Nunavut seamstresses reviving skin tent tradition
“I guess, in a sense, the traditional tent will continue to tell stories”
Pond Inlet elder Rhoda Arnakallak remembers falling asleep in a sealskin tent, lulled by her grandmother’s tales.
But the tent was more than a place to sleep, she said.
“We gathered around as a family, [to] feast on the hunters’ catch and tell stories,” said Arnakallak, through translator Ernest Merkosak, manager for the Nattinnak Visitor’s Center in Pond inlet.
The skin tent, or tupiq, was used by travelling groups from spring until autumn, for hunting, or long journeys.
“They are quite easy to set up and take down,” and could be moved quickly when a landscape changed during the spring thaw, said Arnakallak.
The tents were made from the pelts of older seals which were bigger and less likely to be used for clothing. Seamstresses would scrape the aged fur off the hides, making the tent thin to allow more light to penetrate.

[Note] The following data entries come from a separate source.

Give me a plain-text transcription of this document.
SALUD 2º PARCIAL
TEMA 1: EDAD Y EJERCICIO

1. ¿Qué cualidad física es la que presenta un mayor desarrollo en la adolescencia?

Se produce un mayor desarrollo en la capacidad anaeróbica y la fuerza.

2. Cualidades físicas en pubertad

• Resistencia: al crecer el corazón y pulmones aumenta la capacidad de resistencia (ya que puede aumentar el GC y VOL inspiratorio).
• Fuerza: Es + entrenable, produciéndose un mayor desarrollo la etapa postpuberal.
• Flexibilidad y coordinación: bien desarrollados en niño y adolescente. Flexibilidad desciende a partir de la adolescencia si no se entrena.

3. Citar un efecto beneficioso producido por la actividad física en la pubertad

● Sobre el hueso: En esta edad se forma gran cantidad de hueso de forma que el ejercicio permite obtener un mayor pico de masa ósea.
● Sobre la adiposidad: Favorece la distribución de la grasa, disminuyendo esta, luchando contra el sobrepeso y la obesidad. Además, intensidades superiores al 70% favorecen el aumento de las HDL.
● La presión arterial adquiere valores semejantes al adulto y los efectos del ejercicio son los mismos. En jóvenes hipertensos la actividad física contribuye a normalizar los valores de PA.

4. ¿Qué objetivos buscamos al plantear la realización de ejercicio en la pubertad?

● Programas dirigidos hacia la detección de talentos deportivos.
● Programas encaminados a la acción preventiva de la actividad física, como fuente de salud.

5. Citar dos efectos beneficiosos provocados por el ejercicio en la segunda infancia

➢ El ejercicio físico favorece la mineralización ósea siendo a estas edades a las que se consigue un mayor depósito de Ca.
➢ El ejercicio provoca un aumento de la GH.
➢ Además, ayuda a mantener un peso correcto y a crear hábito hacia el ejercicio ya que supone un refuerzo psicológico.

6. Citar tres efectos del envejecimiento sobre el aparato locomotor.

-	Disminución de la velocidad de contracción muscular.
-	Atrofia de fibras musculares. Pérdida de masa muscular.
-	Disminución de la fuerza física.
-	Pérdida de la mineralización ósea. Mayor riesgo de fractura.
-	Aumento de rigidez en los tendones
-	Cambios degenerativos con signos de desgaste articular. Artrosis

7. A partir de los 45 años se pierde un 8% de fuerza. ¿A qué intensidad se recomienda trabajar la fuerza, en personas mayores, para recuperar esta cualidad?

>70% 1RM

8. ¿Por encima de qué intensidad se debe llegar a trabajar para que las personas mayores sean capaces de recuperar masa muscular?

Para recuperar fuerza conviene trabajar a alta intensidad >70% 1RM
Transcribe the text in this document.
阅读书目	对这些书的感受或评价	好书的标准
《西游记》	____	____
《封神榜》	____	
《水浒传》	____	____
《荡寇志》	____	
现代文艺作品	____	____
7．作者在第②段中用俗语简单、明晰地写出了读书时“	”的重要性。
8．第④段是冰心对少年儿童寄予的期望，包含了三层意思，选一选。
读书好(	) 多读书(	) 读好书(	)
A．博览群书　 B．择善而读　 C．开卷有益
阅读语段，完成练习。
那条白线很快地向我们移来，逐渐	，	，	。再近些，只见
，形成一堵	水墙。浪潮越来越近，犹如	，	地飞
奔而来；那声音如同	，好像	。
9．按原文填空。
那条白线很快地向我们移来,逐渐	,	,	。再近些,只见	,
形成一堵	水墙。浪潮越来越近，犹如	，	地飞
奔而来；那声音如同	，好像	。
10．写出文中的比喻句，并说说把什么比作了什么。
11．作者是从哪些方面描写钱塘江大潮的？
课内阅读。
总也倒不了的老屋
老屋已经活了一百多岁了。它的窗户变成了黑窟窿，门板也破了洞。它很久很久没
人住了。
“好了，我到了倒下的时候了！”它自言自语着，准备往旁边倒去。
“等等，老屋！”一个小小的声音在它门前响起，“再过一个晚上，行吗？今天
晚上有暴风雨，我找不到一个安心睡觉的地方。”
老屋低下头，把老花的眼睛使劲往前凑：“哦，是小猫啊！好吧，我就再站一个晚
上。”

But the skin tents became scarce when Hudson’s Bay Co. traders introduced canvas, a material less valuable and also easier to sew, around the 1940s, said Pond Inlet archivist Philippa Ootoowak.
“They’re not seen anymore here, it’s definitely a thing of the past,” she said.
That is, until this summer.
To keep tents and their tales from being lost forever, six seamstresses are working to create a new sealskin tupiq.
The tent will be set up during the community’s summer tourist season and will sit near to the foundation of an existing traditional sod house, which has been a community attraction for years.
Last summer, the split jawbone of a bowhead whale was positioned in the base of the sod house, to act as a frame.
The sewing group is currently working to craft a sealskin covering for the sod house, which will be stretched over the whale bone. They chose to use sealskin instead of traditional sod, so that the covering can be taken down in winter.
Once the skins, gathered last year, are ready for the sod house, the group will start preparing skins from this year’s hunt to use as a covering for the traditional tupiq.
They hope to have the project finished in time for the first cruise ship, which is expected to arrive on July 28.
“Even if they don’t finish in time for August the visitors will also be interested to watch and ask questions and see pictures of what they are trying to make,” said Ootoowak. “It’s very neat for even young people in the community to see a sealskin tent being made and learn a bit about their history as well.”
Photos from the Pond Inlet archives show tents used in the late 1800s and early 1900s, but there are also images of recreated tents made in the mid-1980s and 1990s.
One such image shows the Tununiq Theatre Group performing for cruise ship passengers and local people in the early 1990s. The touring group used the tent as a prop for their performances
While visitors often come to Pond Inlet for business, or to visit the floe edge in the spring, the community sees quite a few cruise ships.
Last year at least 2,000 tourists from 12 ships visited the community of around 1,600, said the visitor centre’s Merkosak. The community is expecting 13 ships this summer, including a second visit from the massive passenger vessel the Crystal Serenity.
When local tour guides show visitors the sod house, they’re often awe-struck by the thought of living in one, said Merkosak, who is project lead for the sod house and sealskin tent initiative.
“Some of them compare it to a hobbit’s hut,” he said.
Merkosak also plans to have an inuksuk set up by the site.
For now, the seamstresses will work away at their tasks, scraping, stretching and drying the skins under the midnight sun.
“The final stage is to tenderize the skin to make it flexible,” said Arnakallak, who is transferring her kamik-making skills to the tent and sod house covers.
The only drawback is that there are not enough large or older pelts available in the community, she says, so some pelts being used for the sod house and tent are from younger, smaller seals—good quality skins more often used for kamiks or mittens.
While she finds it difficult to see high quality pelts going towards a tent, “it is more important to preserve this knowledge,” she said.
“The purpose of the project is to recollect the culture, customs, and traditions that are fading away. This allows us to connect with each other, young and old,” said Arnakallak. “I guess, in a sense, the traditional tent will continue to tell stories.”